From Warderick Wells, we continued south along the Exuma chain. Our next stop was Staniel Cay. We anchored just off of the famous Thunderball Grotto where part of the James Bond movie was filmed. This is an underwater cavern that is accessible only at low tide and slack current. Unfortunately, this was not a good week to find those conditions. However, we did have a nice walk around the town and did a little Christmas shopping at the Staniel Cay YC.
From Staniel Cay we headed down to a place we have never visited before called Little Farmers Cay. It is one of the few anchorages in the Exumas that offered us protection from the West winds predicted for the
next few days. This harbor has very fast currents that rip through the anchorage because it is very close to one of the “cuts” between Exuma Sound and the Banks. Therefore, we rented a mooring from “Ocean Cabin”, the bar and restaurant on the island. The mooring was very near a shoreline made up of what is known locally as “Iron Shore”. This is a very sharp rocky limestone coastline. I did not sleep very well not knowing what the condition of the mooring tackle. We had no problem overnight but a couple weeks later we heard about another large catamaran that was on one of these moorings that gave way in the middle of the night and the boat went up against the “Iron Shore “ and tore a hole in their bow.

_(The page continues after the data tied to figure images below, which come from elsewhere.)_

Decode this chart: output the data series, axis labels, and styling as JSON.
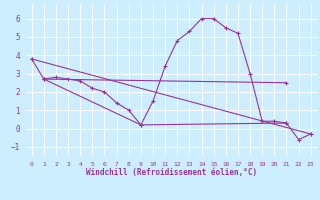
{
  "xlabel": "Windchill (Refroidissement éolien,°C)",
  "background_color": "#cceeff",
  "grid_color": "#ffffff",
  "line_color": "#993399",
  "xlim": [
    -0.5,
    23.5
  ],
  "ylim": [
    -1.5,
    6.8
  ],
  "xticks": [
    0,
    1,
    2,
    3,
    4,
    5,
    6,
    7,
    8,
    9,
    10,
    11,
    12,
    13,
    14,
    15,
    16,
    17,
    18,
    19,
    20,
    21,
    22,
    23
  ],
  "yticks": [
    -1,
    0,
    1,
    2,
    3,
    4,
    5,
    6
  ],
  "series1_x": [
    0,
    1,
    2,
    3,
    4,
    5,
    6,
    7,
    8,
    9,
    10,
    11,
    12,
    13,
    14,
    15,
    16,
    17,
    18,
    19,
    20,
    21,
    22,
    23
  ],
  "series1_y": [
    3.8,
    2.7,
    2.8,
    2.7,
    2.6,
    2.2,
    2.0,
    1.4,
    1.0,
    0.2,
    1.5,
    3.4,
    4.8,
    5.3,
    6.0,
    6.0,
    5.5,
    5.2,
    3.0,
    0.4,
    0.4,
    0.3,
    -0.6,
    -0.3
  ],
  "series2_x": [
    0,
    23
  ],
  "series2_y": [
    3.8,
    -0.3
  ],
  "series3_x": [
    1,
    9,
    21
  ],
  "series3_y": [
    2.7,
    0.2,
    0.3
  ],
  "series4_x": [
    1,
    21
  ],
  "series4_y": [
    2.7,
    2.5
  ]
}
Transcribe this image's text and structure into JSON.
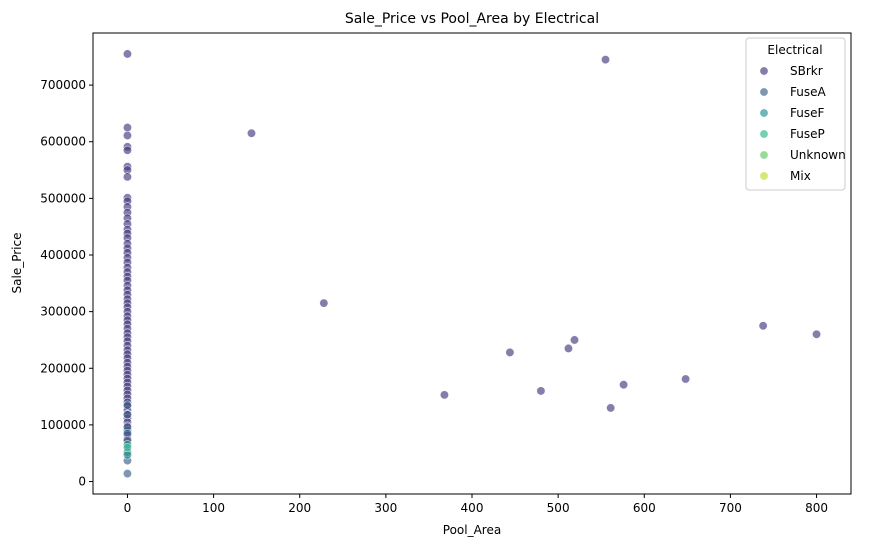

On Sunday December 5th we had a perfect forecast to sail the final leg from Little Farmers to Georgetown. The winds were light out of the west and the sun was shining. WE made the 35 mile run in about six hours. Upon arriving at Georgetown harbor we were welcomed by several of our cruising friends, including “Nice & Easy”, the boat we met near
Annapolis on the first day of our trip south. They had completed their voyage to Georgetown the previous day.